Here are just a few recent cookbooks on cakes, cookies and pies.
□ Cake Keeper Cakes (Taunton Press, $17.95) offers 100 recipes for honest-to-goodness everyday cakes, the kind meant to be kept on the counter under a plain glass dome. Author Lauren Chattman's recipes for cinnamon pudding cake and almond brown butter cake conjure winter days and warm milk. Pear cake with sea-salt caramel sauce appears dinner-party worthy without being fussy.
Fig and cornmeal with pine nuts or chocolate chipotle is a rich buttermilk loaf with a subtle, smoky kick, and it strikes just the right balance between comfort and sophistication. Make no mistake: These are not quick cakes. But they are simply simple cakes -- no frosting, no flower cut-outs, no intimidation.

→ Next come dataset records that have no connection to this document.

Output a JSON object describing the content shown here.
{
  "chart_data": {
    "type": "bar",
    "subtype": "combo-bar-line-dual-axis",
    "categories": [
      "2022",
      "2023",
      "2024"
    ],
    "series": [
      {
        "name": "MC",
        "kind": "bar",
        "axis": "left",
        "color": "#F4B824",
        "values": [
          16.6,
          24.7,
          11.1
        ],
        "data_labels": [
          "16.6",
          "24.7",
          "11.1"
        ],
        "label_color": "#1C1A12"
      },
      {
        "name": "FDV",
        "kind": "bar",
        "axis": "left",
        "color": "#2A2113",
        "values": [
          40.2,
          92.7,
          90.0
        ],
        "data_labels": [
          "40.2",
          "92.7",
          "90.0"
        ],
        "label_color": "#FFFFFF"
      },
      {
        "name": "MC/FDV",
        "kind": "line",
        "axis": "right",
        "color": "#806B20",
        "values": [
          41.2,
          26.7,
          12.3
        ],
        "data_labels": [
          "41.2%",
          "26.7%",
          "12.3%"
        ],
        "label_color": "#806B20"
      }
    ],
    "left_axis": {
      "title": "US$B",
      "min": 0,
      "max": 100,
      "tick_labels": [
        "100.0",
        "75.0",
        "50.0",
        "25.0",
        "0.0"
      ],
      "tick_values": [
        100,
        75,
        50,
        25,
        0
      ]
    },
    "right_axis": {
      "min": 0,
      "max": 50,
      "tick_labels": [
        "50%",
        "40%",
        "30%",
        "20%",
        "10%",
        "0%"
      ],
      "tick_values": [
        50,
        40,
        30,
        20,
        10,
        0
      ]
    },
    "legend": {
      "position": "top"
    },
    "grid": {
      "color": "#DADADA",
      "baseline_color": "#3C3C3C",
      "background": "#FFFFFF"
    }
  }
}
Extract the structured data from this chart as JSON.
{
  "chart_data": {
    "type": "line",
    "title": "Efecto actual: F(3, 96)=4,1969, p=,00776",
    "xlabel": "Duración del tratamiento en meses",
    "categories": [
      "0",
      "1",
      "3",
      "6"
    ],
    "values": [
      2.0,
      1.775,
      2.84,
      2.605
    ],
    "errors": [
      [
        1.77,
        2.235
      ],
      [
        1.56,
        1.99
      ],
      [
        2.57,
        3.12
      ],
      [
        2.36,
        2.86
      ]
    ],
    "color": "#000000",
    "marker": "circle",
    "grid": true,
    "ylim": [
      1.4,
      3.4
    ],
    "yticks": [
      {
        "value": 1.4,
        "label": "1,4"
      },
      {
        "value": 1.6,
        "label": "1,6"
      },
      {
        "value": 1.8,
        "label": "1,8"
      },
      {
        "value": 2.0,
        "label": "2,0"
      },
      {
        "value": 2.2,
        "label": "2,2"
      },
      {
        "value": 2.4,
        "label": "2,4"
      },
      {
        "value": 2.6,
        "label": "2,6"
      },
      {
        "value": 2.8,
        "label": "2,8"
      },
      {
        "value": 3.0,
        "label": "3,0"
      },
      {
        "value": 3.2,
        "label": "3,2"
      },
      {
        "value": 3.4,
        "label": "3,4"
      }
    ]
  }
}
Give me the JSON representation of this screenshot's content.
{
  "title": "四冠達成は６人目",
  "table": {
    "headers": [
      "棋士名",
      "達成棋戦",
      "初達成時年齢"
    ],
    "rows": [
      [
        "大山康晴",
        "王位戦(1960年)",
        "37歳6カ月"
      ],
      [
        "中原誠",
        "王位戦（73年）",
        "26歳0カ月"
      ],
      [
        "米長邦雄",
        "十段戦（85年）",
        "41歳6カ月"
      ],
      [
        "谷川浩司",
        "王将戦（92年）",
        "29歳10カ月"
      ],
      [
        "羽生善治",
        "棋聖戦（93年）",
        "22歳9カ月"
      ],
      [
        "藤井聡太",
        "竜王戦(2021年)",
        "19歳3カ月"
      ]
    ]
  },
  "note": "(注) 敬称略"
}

□ Birthday Cakes for Kids (Ryland, Peters & Small, $19.95) is a good place to go for over-the-top creations sure to please any 6-year-old. Recipes go from relatively simple "ice cream" cupcakes served in cones, to bunnies, dinosaurs, tractors, train sets and carousels. Yet author Annie Rigg has made it seem simple.
Basic recipes for yellow cake and buttercream serve as the base for many recipes, and the book also offers step-by-step-instructions and diagrams for cutting patterns, piping decorations and using food coloring. The "fantastic chocolate cake," a three-tiered chocolate buttermilk extravaganza stacked like a wedding cake and frosted with rich buttercream, lives up to its name.
□ The Ultimate Shortcut Cookie Book (Sourcebooks, $24.99) targets would-be bakers who don't have a lot of time. Author Camilla V. Saintsbury takes a simiilar approach as Anne Byrn in her best-selling Cake Mix Doctor books, doctoring refrigerated dough and cake mixes with butter, chocolate chips, oatmeal, fruit and other "from-scratch" ingredients.
The 745 recipes for drop cookies, fancy cookies, bars, brownies and frostings presented in easy-to-read broad type are appealing and well-suited for kids to help.
Almond joyfuls boost prepared sugar cookie dough with coconut, almonds and chocolate chips. More exotic treats such as blackberry sage thumbprints and spicy chocolate-filled Aztec cookies aim beyond the chewy, gooey kid-friendly cookies at a more adult palate.